What Should You Do If You and Your Spouse Fight at Your Wedding?

Etiquette, Relationships
what should you do if you and your spouse fight at your wedding

Photo: Getty Images

Fighting with your true love is hard enough, but it's even more tough when it happens on a day when all eyes are on you and everyone has gathered to celebrate your love. So what happens if you butt heads on your wedding day? Whether it's a little spat or a total blow-out, our experts have a few tips to help you handle the situation.

Take a deep breath.
The very first thing to do is cool off. Excuse yourself to a quiet room where you can gather your thoughts. You'll probably want a few minutes alone before the two of you address the situation, so find a spot where each of you is on your own.

Do damage control.
If there were witnesses, ask your maid of honor or best man to let them know that everything is fine, and politely request that they keep it to themselves. You won't want guests coming to see if you're alright — or hunting for a spectacle.

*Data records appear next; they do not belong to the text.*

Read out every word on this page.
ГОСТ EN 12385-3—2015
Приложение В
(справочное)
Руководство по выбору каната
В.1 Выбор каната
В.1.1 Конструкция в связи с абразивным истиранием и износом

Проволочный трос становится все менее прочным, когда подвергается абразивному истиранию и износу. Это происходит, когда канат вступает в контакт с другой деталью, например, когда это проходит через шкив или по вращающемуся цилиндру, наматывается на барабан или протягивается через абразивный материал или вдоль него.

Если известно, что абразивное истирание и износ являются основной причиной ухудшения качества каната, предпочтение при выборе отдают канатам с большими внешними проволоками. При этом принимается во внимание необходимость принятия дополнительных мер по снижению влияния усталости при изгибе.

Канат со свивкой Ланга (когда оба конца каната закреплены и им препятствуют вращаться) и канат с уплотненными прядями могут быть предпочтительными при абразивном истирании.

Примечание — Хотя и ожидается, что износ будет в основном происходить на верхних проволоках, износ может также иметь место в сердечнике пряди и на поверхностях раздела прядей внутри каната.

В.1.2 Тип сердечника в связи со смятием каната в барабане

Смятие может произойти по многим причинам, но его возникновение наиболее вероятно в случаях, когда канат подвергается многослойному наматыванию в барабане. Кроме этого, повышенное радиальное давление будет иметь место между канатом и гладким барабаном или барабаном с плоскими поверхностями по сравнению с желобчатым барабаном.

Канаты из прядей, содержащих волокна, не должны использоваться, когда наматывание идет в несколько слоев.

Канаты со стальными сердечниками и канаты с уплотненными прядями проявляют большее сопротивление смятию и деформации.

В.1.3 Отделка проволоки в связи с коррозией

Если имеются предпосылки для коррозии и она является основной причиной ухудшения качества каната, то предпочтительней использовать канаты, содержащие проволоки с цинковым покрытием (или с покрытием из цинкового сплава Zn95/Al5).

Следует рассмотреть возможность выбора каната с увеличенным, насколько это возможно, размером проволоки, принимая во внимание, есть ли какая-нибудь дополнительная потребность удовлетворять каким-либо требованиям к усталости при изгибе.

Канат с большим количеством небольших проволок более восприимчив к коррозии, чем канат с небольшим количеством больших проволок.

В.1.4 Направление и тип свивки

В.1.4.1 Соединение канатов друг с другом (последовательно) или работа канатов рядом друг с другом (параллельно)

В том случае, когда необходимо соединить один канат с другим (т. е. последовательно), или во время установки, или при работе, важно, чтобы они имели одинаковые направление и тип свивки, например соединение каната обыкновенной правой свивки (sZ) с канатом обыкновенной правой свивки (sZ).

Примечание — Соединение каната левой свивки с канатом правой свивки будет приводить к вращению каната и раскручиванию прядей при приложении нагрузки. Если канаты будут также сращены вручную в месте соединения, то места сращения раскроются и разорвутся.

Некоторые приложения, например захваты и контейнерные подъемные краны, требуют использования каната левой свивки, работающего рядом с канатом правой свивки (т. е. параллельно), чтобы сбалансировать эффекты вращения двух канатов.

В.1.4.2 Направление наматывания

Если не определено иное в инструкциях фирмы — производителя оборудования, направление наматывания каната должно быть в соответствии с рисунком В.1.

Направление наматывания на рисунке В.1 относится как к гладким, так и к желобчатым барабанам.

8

See more: 8 Reasons Fighting Dirty Could Hurt Your Marriage

Get to the bottom of the problem.
If it's a minor planning detail, the two of you need to accept that weddings are never perfect and focus on all the wonderful things that are happening. If it's something more loaded, like an altercation with your in-laws or an intoxicated guest, do what you can to smooth things over. Apologize (genuinely!) if one of you has offended someone, or serve as a mediator between your family and your new spouse. In the case of a guest who's indulged a little too much, ask your best man or wedding planner to help get them some water and a ride home.

Keep it in perspective.
Remember that your wedding is just one day, and it's a day when tensions and emotions are high, so something that normally would be totally benign carries more weight than usual. Brush off anything minor, remember why you're marrying this person, sneak a quick kiss, and head back to the party. And if it's a larger issue that won't be solved in a few minutes, you're allowed to say that, while you know how important it is, you'd prefer to address it once the wedding is over and you have the time and energy to devote to dealing with it.